Cassie and Ryan establish a true connection and begin to fall in love, and certain scenes play like a mainstream rom-com, e.g., when they perform an impromptu karaoke of the execrable pop song “Stars Are Blind” by Paris Hilton in a pharmacy. (The song is awful and it’s a revelation that ANY two people in the world would actually know all the words, which is what makes the scene so endearing.) But Cassie is still haunted by the past and continues to orchestrate scenarios by which she can confront a number of individuals connected to Nina’s tragedy, from the now-wife (Alison Brie) of one of the rapists to the silk-stocking attorney (Alfred Molina) who defends sexual assault suspects to the medical school dean (Connie Britton) who swept the scandal under the rug in order to protect her reputation and the reputation of the college.

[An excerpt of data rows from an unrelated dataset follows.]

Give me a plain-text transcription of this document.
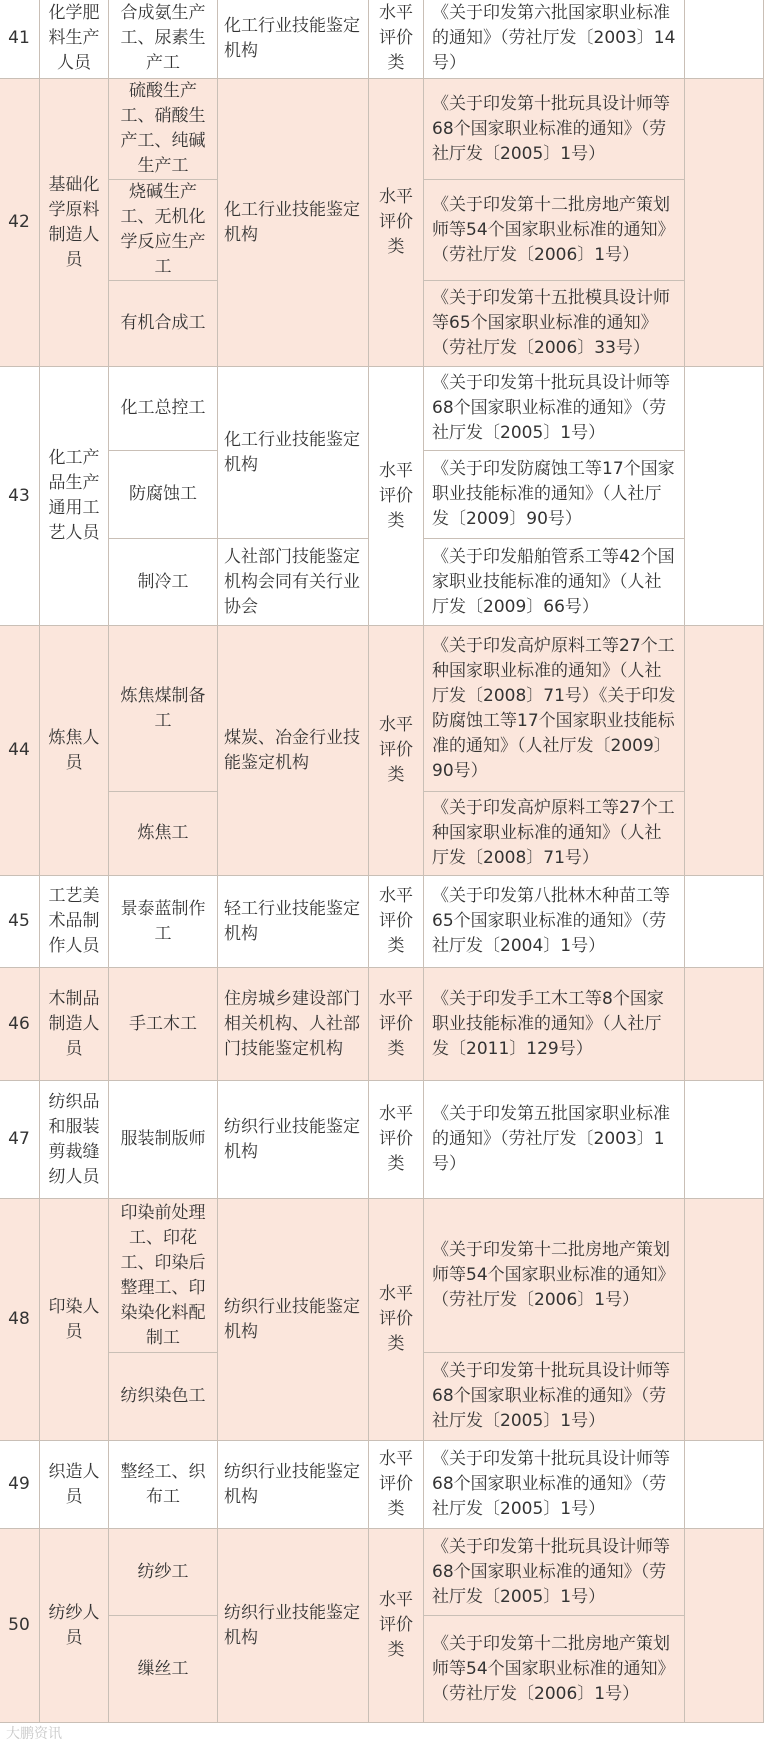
41	化学肥料生产人员	合成氨生产工、尿素生产工	化工行业技能鉴定机构	水平评价类	《关于印发第六批国家职业标准的通知》（劳社厅发〔2003〕14号）	
42	基础化学原料制造人员	硫酸生产工、硝酸生产工、纯碱生产工	化工行业技能鉴定机构	水平评价类	《关于印发第十批玩具设计师等68个国家职业标准的通知》（劳社厅发〔2005〕1号）	
		烧碱生产工、无机化学反应生产工			《关于印发第十二批房地产策划师等54个国家职业标准的通知》（劳社厅发〔2006〕1号）	
		有机合成工			《关于印发第十五批模具设计师等65个国家职业标准的通知》（劳社厅发〔2006〕33号）	
43	化工产品生产通用工艺人员	化工总控工	化工行业技能鉴定机构	水平评价类	《关于印发第十批玩具设计师等68个国家职业标准的通知》（劳社厅发〔2005〕1号）	
		防腐蚀工			《关于印发防腐蚀工等17个国家职业技能标准的通知》（人社厅发〔2009〕90号）	
		制冷工	人社部门技能鉴定机构会同有关行业协会		《关于印发船舶管系工等42个国家职业技能标准的通知》（人社厅发〔2009〕66号）	
44	炼焦人员	炼焦煤制备工	煤炭、冶金行业技能鉴定机构	水平评价类	《关于印发高炉原料工等27个工种国家职业标准的通知》（人社厅发〔2008〕71号）《关于印发防腐蚀工等17个国家职业技能标准的通知》（人社厅发〔2009〕90号）	
		炼焦工			《关于印发高炉原料工等27个工种国家职业标准的通知》（人社厅发〔2008〕71号）	
45	工艺美术品制作人员	景泰蓝制作工	轻工行业技能鉴定机构	水平评价类	《关于印发第八批林木种苗工等65个国家职业标准的通知》（劳社厅发〔2004〕1号）	
46	木制品制造人员	手工木工	住房城乡建设部门相关机构、人社部门技能鉴定机构	水平评价类	《关于印发手工木工等8个国家职业技能标准的通知》（人社厅发〔2011〕129号）	
47	纺织品和服装剪裁缝纫人员	服装制版师	纺织行业技能鉴定机构	水平评价类	《关于印发第五批国家职业标准的通知》（劳社厅发〔2003〕1号）	
48	印染人员	印染前处理工、印花工、印染后整理工、印染染化料配制工	纺织行业技能鉴定机构	水平评价类	《关于印发第十二批房地产策划师等54个国家职业标准的通知》（劳社厅发〔2006〕1号）	
		纺织染色工			《关于印发第十批玩具设计师等68个国家职业标准的通知》（劳社厅发〔2005〕1号）	
49	织造人员	整经工、织布工	纺织行业技能鉴定机构	水平评价类	《关于印发第十批玩具设计师等68个国家职业标准的通知》（劳社厅发〔2005〕1号）	
50	纺纱人员	纺纱工	纺织行业技能鉴定机构	水平评价类	《关于印发第十批玩具设计师等68个国家职业标准的通知》（劳社厅发〔2005〕1号）	
		缫丝工			《关于印发第十二批房地产策划师等54个国家职业标准的通知》（劳社厅发〔2006〕1号）	
大鹏资讯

Each one of these scenes grows increasingly tense, almost uncomfortably so for the viewer, as Cassie eventually drops the pleasantries and goes in for the emotional kill.

In the final act, “Promising Young Woman” comes close to crushing plausibility as Cassie embarks on one last mission to destroy the lives of every single person who attacked Nina and every single person who stood by and laughed as Nina was repeatedly raped. She doesn’t want to hear any excuses about everyone being young and drunk and caught up in the moment, she doesn’t want to hear about how these people have become responsible members of the community, with solid jobs and good families. Justice will be served and if dozens of lives are shattered beyond repair, Cassie is good with that.